Certificates are used to connect to web services over HTTPS when the following requirements are met:
- The server uses a self-signed certificate authority, and/or
- A client certificate (certificate with a private key) is required
These certificates can be imported into the Modeler using the Import button. Certificate authority files usually have a .crt extension, and client certificates usually have a .p12 or .pfx extension. After importing, use View details to acquire more information concerning the certificate.
Client certificates added here will be used whenever a server accepts a client certificate. If you upload more than one client certificate, one of them will be chosen based on the requirements of the server. If you need more control over client certificates, you should not upload the certificates here, but use custom settings ClientCertificates, ClientCertificatePasswords, and ClientCertificateUsages.
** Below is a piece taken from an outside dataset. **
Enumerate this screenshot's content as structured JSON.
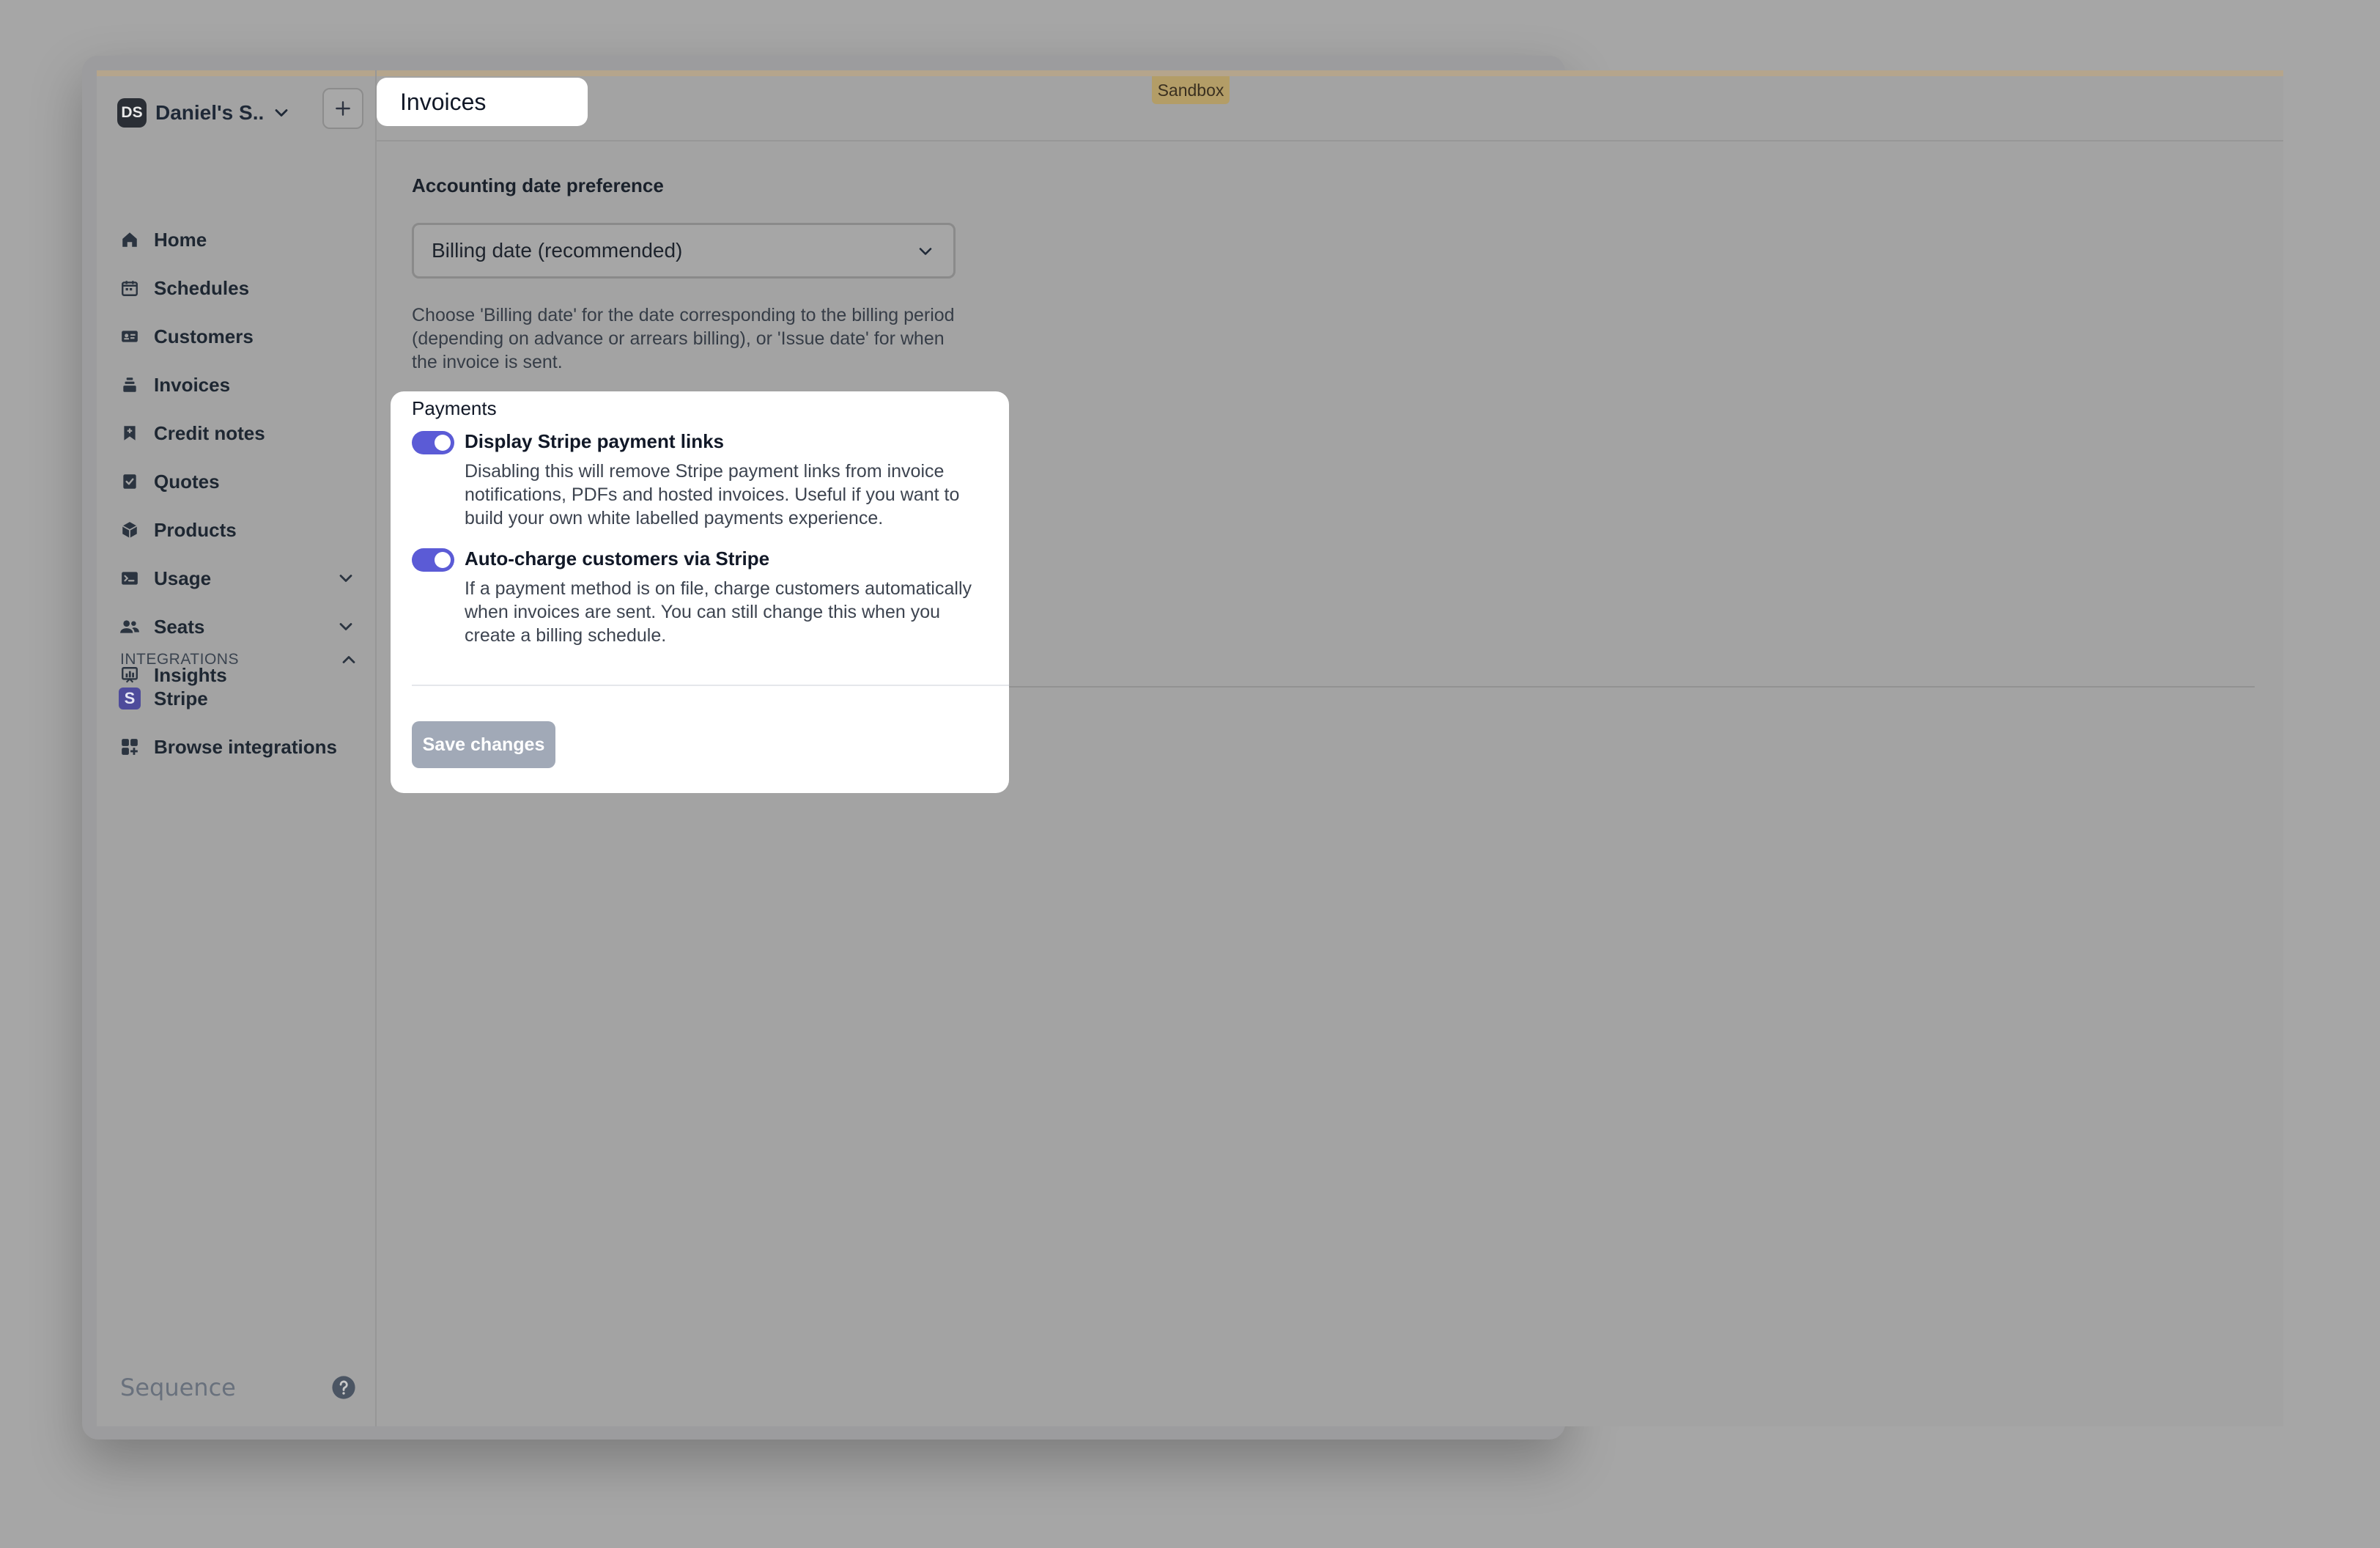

When running from the Modeler or from Eclipse, the certificates will be used automatically to connect over HTTPS. When running on a server, the location of the certificate files has to be specified in the configuration file.
Be aware that during local deployment, the certificate files will be located in the deployment folder, under model/certificates. Therefore, do not use production certificates during development.
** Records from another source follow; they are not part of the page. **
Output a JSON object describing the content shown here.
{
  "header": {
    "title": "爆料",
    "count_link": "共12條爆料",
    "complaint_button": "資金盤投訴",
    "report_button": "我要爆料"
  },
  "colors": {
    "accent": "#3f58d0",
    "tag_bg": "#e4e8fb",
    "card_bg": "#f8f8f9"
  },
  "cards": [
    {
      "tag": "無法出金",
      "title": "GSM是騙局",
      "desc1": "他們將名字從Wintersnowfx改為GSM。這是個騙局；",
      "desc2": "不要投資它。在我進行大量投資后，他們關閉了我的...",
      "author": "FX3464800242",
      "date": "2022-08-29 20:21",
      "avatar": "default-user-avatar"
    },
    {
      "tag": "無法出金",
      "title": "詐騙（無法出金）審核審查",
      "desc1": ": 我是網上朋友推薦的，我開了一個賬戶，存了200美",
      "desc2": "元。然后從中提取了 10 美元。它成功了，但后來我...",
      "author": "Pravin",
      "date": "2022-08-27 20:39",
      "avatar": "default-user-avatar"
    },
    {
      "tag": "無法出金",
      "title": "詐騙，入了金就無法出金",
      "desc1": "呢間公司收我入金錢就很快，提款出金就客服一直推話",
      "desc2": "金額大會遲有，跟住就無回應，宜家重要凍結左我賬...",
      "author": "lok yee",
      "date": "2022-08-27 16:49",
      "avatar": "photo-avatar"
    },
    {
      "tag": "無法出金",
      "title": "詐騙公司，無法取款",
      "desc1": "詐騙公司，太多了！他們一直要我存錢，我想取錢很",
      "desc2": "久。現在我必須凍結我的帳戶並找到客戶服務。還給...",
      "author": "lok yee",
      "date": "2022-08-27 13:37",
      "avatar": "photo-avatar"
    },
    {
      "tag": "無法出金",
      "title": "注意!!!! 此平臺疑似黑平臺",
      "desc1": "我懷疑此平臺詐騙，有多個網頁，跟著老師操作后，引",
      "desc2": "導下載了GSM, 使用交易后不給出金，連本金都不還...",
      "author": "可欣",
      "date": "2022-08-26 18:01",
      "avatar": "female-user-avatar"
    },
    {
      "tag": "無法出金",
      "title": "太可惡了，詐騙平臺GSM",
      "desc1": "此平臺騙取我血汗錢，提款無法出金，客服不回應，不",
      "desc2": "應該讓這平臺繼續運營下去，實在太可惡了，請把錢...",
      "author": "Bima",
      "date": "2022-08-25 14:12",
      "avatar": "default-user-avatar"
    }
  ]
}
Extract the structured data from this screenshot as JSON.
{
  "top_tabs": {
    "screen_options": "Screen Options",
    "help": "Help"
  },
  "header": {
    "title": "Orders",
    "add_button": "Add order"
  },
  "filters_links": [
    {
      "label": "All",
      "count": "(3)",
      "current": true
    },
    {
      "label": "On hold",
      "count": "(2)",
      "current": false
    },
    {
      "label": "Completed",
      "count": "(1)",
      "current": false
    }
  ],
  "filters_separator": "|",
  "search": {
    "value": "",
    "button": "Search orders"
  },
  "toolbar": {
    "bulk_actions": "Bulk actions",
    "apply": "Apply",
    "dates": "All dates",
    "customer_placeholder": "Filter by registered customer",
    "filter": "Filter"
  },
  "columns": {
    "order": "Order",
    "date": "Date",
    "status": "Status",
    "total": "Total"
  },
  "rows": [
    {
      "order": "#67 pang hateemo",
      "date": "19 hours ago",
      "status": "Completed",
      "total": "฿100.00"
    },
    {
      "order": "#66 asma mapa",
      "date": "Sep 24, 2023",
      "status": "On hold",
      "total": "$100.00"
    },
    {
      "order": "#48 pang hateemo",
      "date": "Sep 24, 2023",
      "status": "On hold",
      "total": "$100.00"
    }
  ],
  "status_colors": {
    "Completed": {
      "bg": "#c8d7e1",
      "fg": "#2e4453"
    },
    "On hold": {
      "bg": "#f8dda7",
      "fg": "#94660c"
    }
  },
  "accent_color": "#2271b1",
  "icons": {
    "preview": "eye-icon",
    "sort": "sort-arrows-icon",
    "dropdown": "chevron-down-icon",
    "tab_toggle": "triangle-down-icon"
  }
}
Certificates can be installed in the Windows Certificate Store using the Install Certificate wizard in the View details form. This can be useful when trying to access a WSDL-file using an HTTPS connection which requires a client certificate.
When an SSLException occurs at runtime with the message
HelloRequest followed by an unexpected handshake message or when a web service does not respond (Java 6 update 21 and above) when using the imported certificates, this is caused by either the client or server not being RFC-5746-compatible.
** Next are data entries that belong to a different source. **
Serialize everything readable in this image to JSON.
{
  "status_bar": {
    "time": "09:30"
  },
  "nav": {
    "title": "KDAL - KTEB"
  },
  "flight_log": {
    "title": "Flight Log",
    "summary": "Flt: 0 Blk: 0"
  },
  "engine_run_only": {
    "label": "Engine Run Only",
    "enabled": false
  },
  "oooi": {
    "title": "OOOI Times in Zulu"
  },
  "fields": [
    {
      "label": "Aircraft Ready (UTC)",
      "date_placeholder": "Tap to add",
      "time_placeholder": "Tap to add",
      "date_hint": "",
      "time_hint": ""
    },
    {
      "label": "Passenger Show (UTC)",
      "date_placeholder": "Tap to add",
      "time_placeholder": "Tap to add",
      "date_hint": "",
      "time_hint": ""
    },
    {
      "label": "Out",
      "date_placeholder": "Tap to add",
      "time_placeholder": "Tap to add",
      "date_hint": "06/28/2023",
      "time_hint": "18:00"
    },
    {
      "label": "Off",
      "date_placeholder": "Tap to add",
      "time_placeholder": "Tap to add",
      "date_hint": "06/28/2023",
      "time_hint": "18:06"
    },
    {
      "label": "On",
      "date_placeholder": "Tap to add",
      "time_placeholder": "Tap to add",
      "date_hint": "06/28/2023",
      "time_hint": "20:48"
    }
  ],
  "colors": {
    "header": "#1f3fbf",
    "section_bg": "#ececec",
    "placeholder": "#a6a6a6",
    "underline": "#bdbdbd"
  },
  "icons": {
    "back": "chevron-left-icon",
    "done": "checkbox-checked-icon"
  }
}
If updating the client and server to be compatible with RFC-5746 is not feasible, the following should be added to Extra JVM parameters in the Server tab to avoid this exception:
Be warned that this does make the client-server communication vulnerable to an exploit which has been fixed in RFC-5746.
When client and server are RFC-5746 compatible at a future point in time, this JVM parameter can be removed.
For background information, see Transport Layer Security (TLS) Renegotiation Issue Readme.
7.1 UI Resources Package
The option to designate a custom UI resources package was added in Mendix 7.9.0.
The look and feel of a Mendix application is governed by the UI resources package. This package supplies the project with all the required theme information accompanied by matching page templates and building blocks. The module which is designated as the UI resources package is governed by the UI resources package setting. Generally, this is automatically updated when a new UI resources package is imported. However, with this setting, the desired module can also be set manually.
7.2 Theme ZIP File
[Deprecated] The use of a ZIP file to configure a project’s theme is deprecated. As of 7.9.0, a UI resources package is the preferred method of sharing themes.
Older projects may still use a theme ZIP file as the basis for their theme. In this situation, the Theme ZIP file setting can be used to switch between any ZIP files found in the theme folder. Note that this practice is deprecated and will be removed in a future version.
Switching from a ZIP file to a UI resources package is straightforward:
Firstly, replace the contents of the theme folder with the contents of the desired ZIP file.
Then, use the UI resources package setting described above to select a module. Ideally, this module should only contain UI documents, such as page templates and building blocks. This will allow you to export and import the module to other projects without worrying about reference errors.
Lastly, set the Theme ZIP file setting to None.